5. Search Engine Referrals
A steady flow of traffic from search engines is a good indicator of a successful SEO campaign. Consider the following key dimensions:
- How much of your site's traffic comes from search engines?
- Is that number increasing steadily?
- Is that number rising in relation to direct traffic?
Each month, compare the percentage of search-driven traffic with the percentage of direct traffic to see the interplay between the two.
Also, with sufficient data, you'll want to compare year-over-year results to note the rise and fall of potential cyclical patterns. The volume of search referrals is important, but when you see a jump in referrals relative to other sources of traffic, it's a good sign that something in your SEO approach is working.
6. Social-Media References
There's a place for social media in any SEO strategy. Even the most niche, B2B-focused site can benefit from the areas of the Web where potential customers are discussing relevant products or services. But you won't know if your strategy is working unless you track the results.

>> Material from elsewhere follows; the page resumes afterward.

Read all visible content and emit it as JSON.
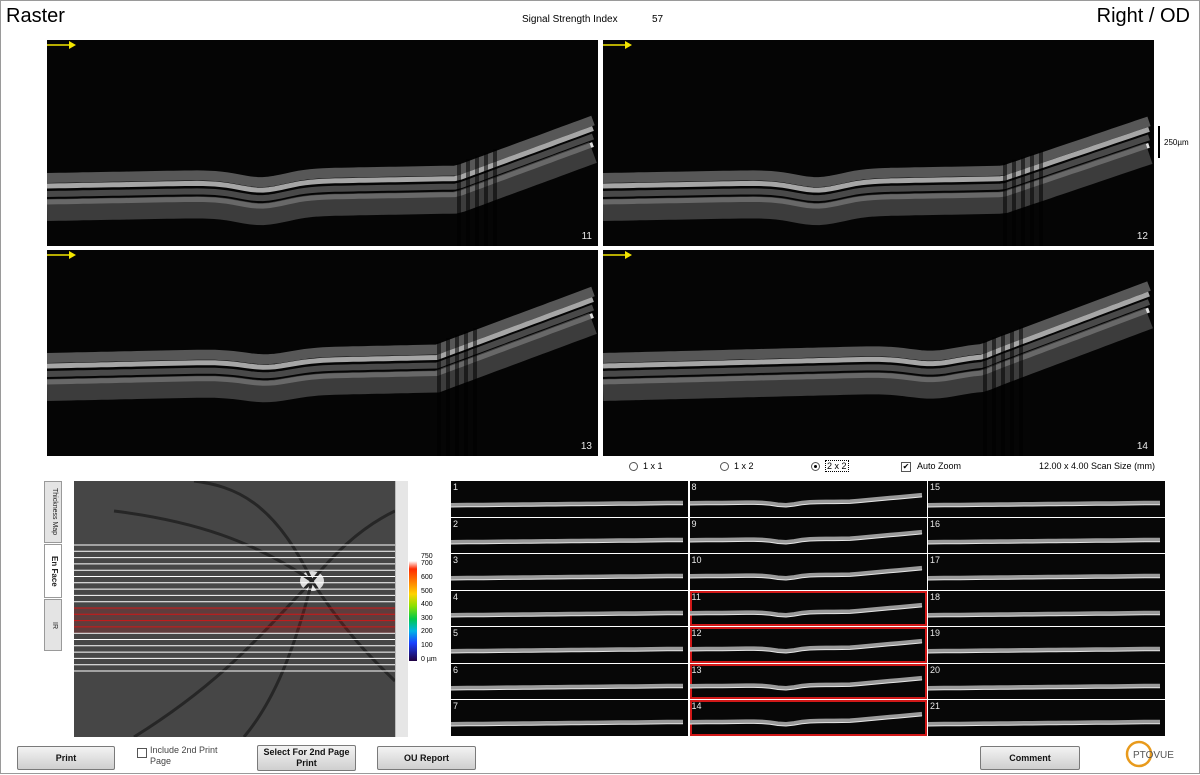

That can be tricky without some automated tools, and you may want to investigate social-media monitoring software such as Radian6. It allows you to scan blogs, video-sharing sites, online forums, and microblogging services such as Twitter.
You can track specific keywords, including brand names and URLs. You'll want to track volume from key social-media channels. If viral video is part of your linkbait strategy, monitor YouTube carefully to see whether you're attracting attention.
With this type of report, there are two key factors to consider:
- Timeliness: Once a month isn't sufficient; you'll want to stay on top of what's happening and ideally join the conversation as it happens.
- Context: Inbound links and traffic are lovely, but what if they are triggered by consumer complaints or noisy protests in social-media circles? Scanning the numbers isn't enough; you'll occasionally want to drill deeper to see what people are saying about your brand.